The crossmembers are held to the deck with four square saddles bent from the 40 x 3mm aluminium bar. They are bolted through the deck and shell of the canoe. The nuts are outside the shell and a piece of 3-6mm aluminium bar as wide as the coaming allows spreads the load of the nuts. The saddles had to be tapered on the outside to cater for the curve in the hull and the bends on a slight angle to cope with the curve of the deck, ie, make the tops of the saddles fit flat on the crossmember and adjust the vertical sides to meet the deck. Make a cardboard replica first to check your bends.

If your crossmembers are 1200mm apart then your pipe should be cut at about 1350 to allow for the end 90 degree bends' overlapping glue joint. If your crossmembers are spaced further apart then lengthen your pipe to the same amount. Glue the end 90 degree bends and end caps to the pipe. The endcaps will need a short length of pipe inside the joint.


The pipe brackets are measured according to Diagram 2, drilled for 6mm bolts, and the right angle bends done, middle ones first, in a vice or bender. All bends are in the same direction. The curved part of the bracket is made by bending the centre of the bar around a solid cylinder slightly less in diameter than the pipe to allow for spring back. A 6mm bolt clamps the brackets on to the pipe and each bracket is bolted on to its crossmember using two 6mm bolts. It pays to drill the holes in your crossmember after the brackets are mounted on the pipe to set the hole spacing so the vertical parts of the bracket are parallel.
Although not required for the non sailing version the 40mm square tube leeboard supports are bolted to the crossmembers parallel to the float. One is above the crossmember and one below so that they are in the same vertical alignment with the outrigger side just clearing the curve of the shell along its whole length. Refer to Diagrams 1 & 4.

The outboard bracket uses the same 40mm square tube and is mounted behind the rear seat about 300mm from the stern. In my case I had to bend it up and over the curve of the deck. The top curve was too sharp for a bend and had to be cut and a 3mm plate pop riveted to each side for strength. About 200 mm overhang into the outrigger space was enough to mount the 2HP Mercury outboard so that it doesn't chop into the hull if turned accidentally. I fix the outboard and use the rudder to stear.

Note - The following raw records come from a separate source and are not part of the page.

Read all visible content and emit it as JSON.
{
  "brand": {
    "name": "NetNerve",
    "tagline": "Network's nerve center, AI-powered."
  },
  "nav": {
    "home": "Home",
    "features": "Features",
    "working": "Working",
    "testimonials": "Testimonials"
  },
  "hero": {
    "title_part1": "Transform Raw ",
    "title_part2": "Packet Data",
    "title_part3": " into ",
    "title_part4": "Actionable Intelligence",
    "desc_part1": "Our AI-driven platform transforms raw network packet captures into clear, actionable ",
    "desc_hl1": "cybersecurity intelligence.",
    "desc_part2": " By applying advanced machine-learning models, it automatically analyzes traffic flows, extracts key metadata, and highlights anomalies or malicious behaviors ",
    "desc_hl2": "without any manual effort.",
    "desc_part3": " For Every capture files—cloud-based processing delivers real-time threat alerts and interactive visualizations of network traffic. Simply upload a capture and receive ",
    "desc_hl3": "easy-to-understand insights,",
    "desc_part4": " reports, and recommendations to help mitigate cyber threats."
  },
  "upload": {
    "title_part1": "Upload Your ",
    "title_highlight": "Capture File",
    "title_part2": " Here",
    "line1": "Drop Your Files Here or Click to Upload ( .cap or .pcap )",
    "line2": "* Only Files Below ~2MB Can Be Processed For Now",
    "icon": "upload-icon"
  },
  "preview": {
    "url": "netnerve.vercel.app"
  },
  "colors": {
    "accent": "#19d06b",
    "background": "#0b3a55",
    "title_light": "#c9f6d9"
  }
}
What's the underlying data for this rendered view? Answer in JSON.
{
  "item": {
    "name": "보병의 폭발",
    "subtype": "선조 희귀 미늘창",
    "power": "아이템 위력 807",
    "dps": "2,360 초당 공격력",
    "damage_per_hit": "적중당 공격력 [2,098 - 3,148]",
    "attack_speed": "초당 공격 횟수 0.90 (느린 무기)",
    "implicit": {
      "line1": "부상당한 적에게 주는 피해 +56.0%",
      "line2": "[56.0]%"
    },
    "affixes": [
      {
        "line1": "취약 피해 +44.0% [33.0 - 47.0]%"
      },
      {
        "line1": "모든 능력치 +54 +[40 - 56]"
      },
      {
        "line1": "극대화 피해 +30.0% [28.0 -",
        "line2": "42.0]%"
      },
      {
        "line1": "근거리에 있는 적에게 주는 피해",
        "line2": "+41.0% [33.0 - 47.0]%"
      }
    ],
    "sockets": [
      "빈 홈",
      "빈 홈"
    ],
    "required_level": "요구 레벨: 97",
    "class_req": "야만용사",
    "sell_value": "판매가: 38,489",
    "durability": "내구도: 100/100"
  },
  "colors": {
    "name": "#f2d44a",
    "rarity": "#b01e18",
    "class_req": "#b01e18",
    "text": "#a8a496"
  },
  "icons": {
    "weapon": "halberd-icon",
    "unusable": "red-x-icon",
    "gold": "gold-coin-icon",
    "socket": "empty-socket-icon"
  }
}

A saddle is riveted to the front of the bracket and between the outboard mounting screws to allow a safety rope or padlocked cable to secure the outboard. It's hard to find an outboard at the bottom of a muddy river!

Saddles are also riveted to the crossmembers to enable a rope edged net to be stretched between the outriggers. The net is a great place to store wet and muddy gear (if tied on). Look up fish nets in the Yellow Pages, a 25mm mesh of non synthetic fibre is best.